Pulla is a traditional Finnish coffee bread. Helena makes this in her own bread oven and it is delicious. When freshly cooked it is sweet and warm and its most striking feature is the unusual flavour of cardamom which is used to flavour this fabulous bread to great effect. The cardamom complements the berry topping which was how it was served to us.

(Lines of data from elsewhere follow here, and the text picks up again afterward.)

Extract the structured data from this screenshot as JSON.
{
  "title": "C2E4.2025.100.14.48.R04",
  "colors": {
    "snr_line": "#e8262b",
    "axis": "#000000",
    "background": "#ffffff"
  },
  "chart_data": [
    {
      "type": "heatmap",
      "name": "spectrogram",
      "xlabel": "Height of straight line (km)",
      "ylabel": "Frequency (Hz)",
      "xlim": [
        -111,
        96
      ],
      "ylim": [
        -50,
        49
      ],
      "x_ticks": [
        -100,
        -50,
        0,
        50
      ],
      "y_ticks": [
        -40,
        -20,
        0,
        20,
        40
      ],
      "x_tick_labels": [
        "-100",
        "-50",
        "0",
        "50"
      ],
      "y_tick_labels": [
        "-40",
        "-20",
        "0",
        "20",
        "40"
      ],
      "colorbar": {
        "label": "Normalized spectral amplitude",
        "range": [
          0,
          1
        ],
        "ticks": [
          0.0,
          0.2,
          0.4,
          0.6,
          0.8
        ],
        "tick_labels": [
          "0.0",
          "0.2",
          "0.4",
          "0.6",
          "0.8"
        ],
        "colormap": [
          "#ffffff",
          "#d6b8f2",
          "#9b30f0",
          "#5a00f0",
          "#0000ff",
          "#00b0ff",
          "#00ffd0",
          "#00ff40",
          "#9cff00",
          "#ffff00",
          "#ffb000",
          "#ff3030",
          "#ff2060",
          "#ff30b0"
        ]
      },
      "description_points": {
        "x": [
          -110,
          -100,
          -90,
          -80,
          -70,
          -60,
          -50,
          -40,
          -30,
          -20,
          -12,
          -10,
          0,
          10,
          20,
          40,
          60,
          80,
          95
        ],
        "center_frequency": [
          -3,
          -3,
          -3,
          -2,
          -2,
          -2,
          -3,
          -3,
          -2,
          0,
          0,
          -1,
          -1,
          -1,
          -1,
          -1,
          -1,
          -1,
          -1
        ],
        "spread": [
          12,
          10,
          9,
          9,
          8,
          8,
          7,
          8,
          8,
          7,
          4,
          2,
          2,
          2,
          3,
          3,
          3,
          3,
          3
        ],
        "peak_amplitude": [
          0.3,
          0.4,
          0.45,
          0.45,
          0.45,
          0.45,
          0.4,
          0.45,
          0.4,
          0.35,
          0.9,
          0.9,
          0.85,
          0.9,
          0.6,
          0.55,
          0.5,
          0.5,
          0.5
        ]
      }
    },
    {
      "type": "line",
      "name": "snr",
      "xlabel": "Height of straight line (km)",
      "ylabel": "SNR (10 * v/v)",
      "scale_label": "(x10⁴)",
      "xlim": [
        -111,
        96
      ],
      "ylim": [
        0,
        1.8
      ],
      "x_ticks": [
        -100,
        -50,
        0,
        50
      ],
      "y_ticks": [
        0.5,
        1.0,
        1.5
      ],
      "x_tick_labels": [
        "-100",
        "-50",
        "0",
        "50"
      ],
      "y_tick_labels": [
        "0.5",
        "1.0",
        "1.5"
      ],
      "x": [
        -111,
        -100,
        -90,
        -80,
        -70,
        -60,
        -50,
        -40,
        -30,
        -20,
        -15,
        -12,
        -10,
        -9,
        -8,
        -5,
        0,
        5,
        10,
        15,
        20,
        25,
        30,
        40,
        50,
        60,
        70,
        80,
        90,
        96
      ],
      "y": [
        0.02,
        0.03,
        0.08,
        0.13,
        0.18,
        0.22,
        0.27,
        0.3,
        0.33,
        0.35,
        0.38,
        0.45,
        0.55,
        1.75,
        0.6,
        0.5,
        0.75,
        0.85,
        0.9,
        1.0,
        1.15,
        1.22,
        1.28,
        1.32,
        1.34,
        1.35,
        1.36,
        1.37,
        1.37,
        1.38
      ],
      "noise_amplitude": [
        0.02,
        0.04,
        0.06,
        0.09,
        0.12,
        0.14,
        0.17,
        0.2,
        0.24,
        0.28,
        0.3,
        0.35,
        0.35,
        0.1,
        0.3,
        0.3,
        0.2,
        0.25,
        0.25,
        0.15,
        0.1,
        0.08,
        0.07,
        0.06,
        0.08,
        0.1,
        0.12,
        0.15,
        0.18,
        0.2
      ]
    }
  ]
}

  • 570ml semi skimmed milk
  • 170g unsalted butter
  • 225g caster sugar
  • 1 teaspoon salt
  • 1kg plain flour
  • 3 egg yolks
  • 1½ tablespoons ground cardamom seeds
  • 28g fresh yeast creamed with 1 teaspoon sugar and a little warm water

Topping

  • 250g fruit puree e.g. bilberry, raspberry, apple

Dissolve yeast in warm water and leave to activate for 5 minutes in a warm place. Meanwhile, bring milk to the boil and add the butter, sugar and salt. Stir in half of the flour and mix to make medium batter. Add egg yolks and cardamom and mix well. Add the yeast mixture to the batter. Let the dough rise until it has doubled in size, then punch down. Add remaining flour and knead. Let the dough rise a second time until double and then cut into four parts. Shape into loaves or braid. Spread with egg whites for glaze, if desired. Bake at 220 for 40-45 minutes.

The dough can also be shaped into flat rounds and cooked rather like little pizza. In which case they will only take about 10 minutes to cook. When cooked they can be topped with a puree of berries such as blueberry or cranberry and apple.